Sometime in August 1991, my kayaking partner and I tried to keep a watch out on the horizon for any sign of landfall as we sought to reach Tioman Island in Pahang State by kayak. It was the twelfth day of our trip, and we’d just endured what we felt was the mother of all mothers of all storms.
Our Klepper Aerius Expedition II’s blue canvas skin was stained with vomit on either side of the passenger compartment cockpit, but far more worrying than that were the low clouds that obscured everything else, and made us worry that we might have been heading in the wrong direction for the previous, dunno, 12 hours overnight. It was the age before portable electronic navigational aids, or more accurately, the age before yours truly could afford any aid apart from several magnetic compasses purchased from discount camping stores.
Three compasses, and the stars in the clear night sky before the storm broke at dawn helped keep our bow pointed at where we thought Tioman was.
I’m trying to remember the elation we felt when we finally sighted Tioman’s extinct volcanic peak. But I’m sure these two other blokes know how it feels, albeit multiplied a thousand times.
So, heartiest congratulations to James Castrisson and Justin Jones, for kayaking from Australia to New Zealand. No more eating and shitting in the small boat.
I know of American tourists who belittle that distance with their ignorance, asking Sydneysiders how they can take a day trip out of Sydney to New Zealand. But bugger me, and all that, James and Justin have paddled over 2000km over the last two months. It takes a plane about 3 hours to get from Sydney to anywhere in NZ. That’s a very long distance, notwithstanding the fact that both Kiwis and Aussies understatedly refer to the Tasman Sea between the two countries as “the Ditch“.
Originally estimated as a 42 day paddle, they went over 60, and have had to ration their meals. It is the fourth longest kayak crossing in recorded history, and the first kayak crossing of the Tasman Sea.
The latest in navigational, communications and survival equipment were used in this expedition, as they were in ours. For water, James and Justin had a desalination unit to supply them their estimated requirements of 5l a day. My kayaking buddy and I had this unit we called the 40l jerrycan, which was stowed between my knees, and which caused me to walk bow-legged for weeks after.

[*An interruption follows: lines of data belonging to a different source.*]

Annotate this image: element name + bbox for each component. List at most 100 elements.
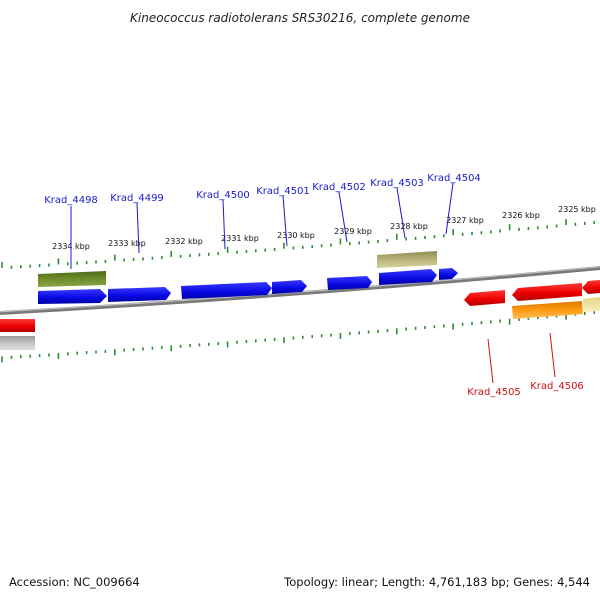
cds-krad-4504[interactable] [439, 268, 458, 280]
minor-tick [208, 342, 210, 346]
minor-tick [358, 331, 360, 335]
major-tick [283, 242, 285, 249]
minor-tick [405, 237, 407, 241]
cds-krad-4506[interactable] [512, 283, 582, 301]
ruler-tick-label: 2329 kbp [334, 227, 372, 236]
gene-label-krad-4501[interactable]: Krad_4501 [256, 186, 310, 197]
minor-tick [132, 258, 135, 261]
ruler-tick-label: 2325 kbp [558, 205, 596, 214]
gray-feature-block [0, 336, 35, 350]
major-tick [452, 229, 454, 236]
minor-tick [330, 243, 332, 247]
major-tick [283, 337, 285, 344]
minor-tick [10, 265, 13, 269]
minor-tick [349, 242, 351, 246]
gene-label-krad-4498[interactable]: Krad_4498 [44, 195, 98, 206]
gene-label-krad-4500[interactable]: Krad_4500 [196, 190, 250, 201]
gene-label-krad-4504[interactable]: Krad_4504 [427, 173, 481, 184]
leader-line [396, 187, 406, 239]
cds-right-edge-reverse[interactable] [582, 280, 600, 294]
minor-tick [264, 248, 266, 252]
minor-tick [217, 342, 219, 346]
genome-backbone [0, 266, 600, 315]
reverse-gene-labels: Krad_4505 Krad_4506 [467, 332, 584, 398]
gene-label-krad-4502[interactable]: Krad_4502 [312, 182, 366, 193]
cds-left-edge-reverse[interactable] [0, 319, 35, 332]
major-tick [396, 328, 398, 335]
cds-krad-4498[interactable] [38, 289, 107, 304]
minor-tick [443, 324, 445, 328]
minor-tick [518, 227, 520, 231]
minor-tick [490, 230, 492, 234]
minor-tick [255, 249, 257, 253]
minor-tick [189, 254, 191, 258]
major-tick [452, 323, 454, 330]
minor-tick [104, 349, 107, 353]
minor-tick [38, 264, 41, 268]
forward-tick-ring [1, 219, 595, 269]
major-tick [1, 261, 3, 268]
minor-tick [264, 338, 266, 342]
reverse-cds-track [0, 280, 600, 332]
gene-label-krad-4506[interactable]: Krad_4506 [530, 381, 584, 392]
major-tick [396, 233, 398, 240]
major-tick [226, 246, 229, 253]
gene-label-krad-4499[interactable]: Krad_4499 [110, 193, 164, 204]
major-tick [170, 345, 172, 352]
minor-tick [414, 326, 417, 330]
minor-tick [67, 352, 69, 356]
minor-tick [377, 239, 379, 243]
major-tick [114, 254, 116, 261]
major-tick [508, 318, 511, 325]
minor-tick [499, 229, 501, 233]
minor-tick [142, 257, 144, 261]
cds-krad-4499[interactable] [108, 287, 171, 302]
leader-line [222, 199, 226, 250]
minor-tick [85, 261, 88, 265]
minor-tick [151, 256, 154, 260]
gene-label-krad-4503[interactable]: Krad_4503 [370, 178, 424, 189]
minor-tick [574, 222, 577, 226]
minor-tick [386, 329, 389, 333]
minor-tick [29, 264, 31, 268]
cds-krad-4502[interactable] [327, 276, 372, 290]
gene-label-krad-4505[interactable]: Krad_4505 [467, 387, 521, 398]
genome-summary-text: Topology: linear; Length: 4,761,183 bp; … [283, 575, 590, 589]
minor-tick [424, 236, 426, 239]
minor-tick [48, 263, 50, 267]
minor-tick [95, 260, 97, 264]
minor-tick [245, 250, 248, 253]
major-tick [339, 332, 342, 339]
reverse-tick-ring [1, 311, 595, 363]
minor-tick [330, 333, 332, 337]
minor-tick [537, 226, 539, 230]
minor-tick [527, 227, 530, 230]
minor-tick [236, 250, 238, 254]
minor-tick [198, 343, 201, 347]
cds-krad-4503[interactable] [379, 269, 437, 285]
minor-tick [424, 326, 426, 329]
minor-tick [518, 317, 520, 321]
khaki-feature-block [377, 251, 437, 268]
olive-feature-block [38, 271, 106, 287]
orange-feature-block [512, 301, 583, 319]
major-tick [57, 258, 60, 265]
minor-tick [433, 235, 436, 239]
minor-tick [245, 340, 248, 343]
minor-tick [76, 351, 78, 355]
minor-tick [320, 244, 323, 248]
minor-tick [302, 245, 304, 249]
minor-tick [85, 351, 88, 355]
cds-krad-4501[interactable] [272, 280, 307, 294]
minor-tick [405, 327, 407, 331]
minor-tick [471, 232, 473, 235]
minor-tick [95, 350, 97, 354]
minor-tick [349, 332, 351, 336]
minor-tick [292, 246, 295, 250]
minor-tick [104, 259, 107, 263]
minor-tick [377, 329, 379, 333]
minor-tick [123, 258, 125, 262]
cds-krad-4500[interactable] [181, 282, 272, 299]
minor-tick [367, 330, 370, 334]
cds-krad-4505[interactable] [464, 290, 505, 306]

What’s even more impressive about James and Justin’s crossing is that they did it solely on paddling, whereas many open ocean kayak crossings are done with the aid of sails. There’s some kayaking saying that goes “paddle if you must, sail when you can”, or something like that. My buddy and I sailed when we could – with a golf umbrella we rigged in front of the cockpit, and which obscured my view of the horizon, and which was the official excuse for my being seasick the whole expedition.
But what the hell am I doing comparing Singapore-Tioman with Sydney-New Plymouth? Sorry. Congratulations James and Justin. You da gods of kayaking!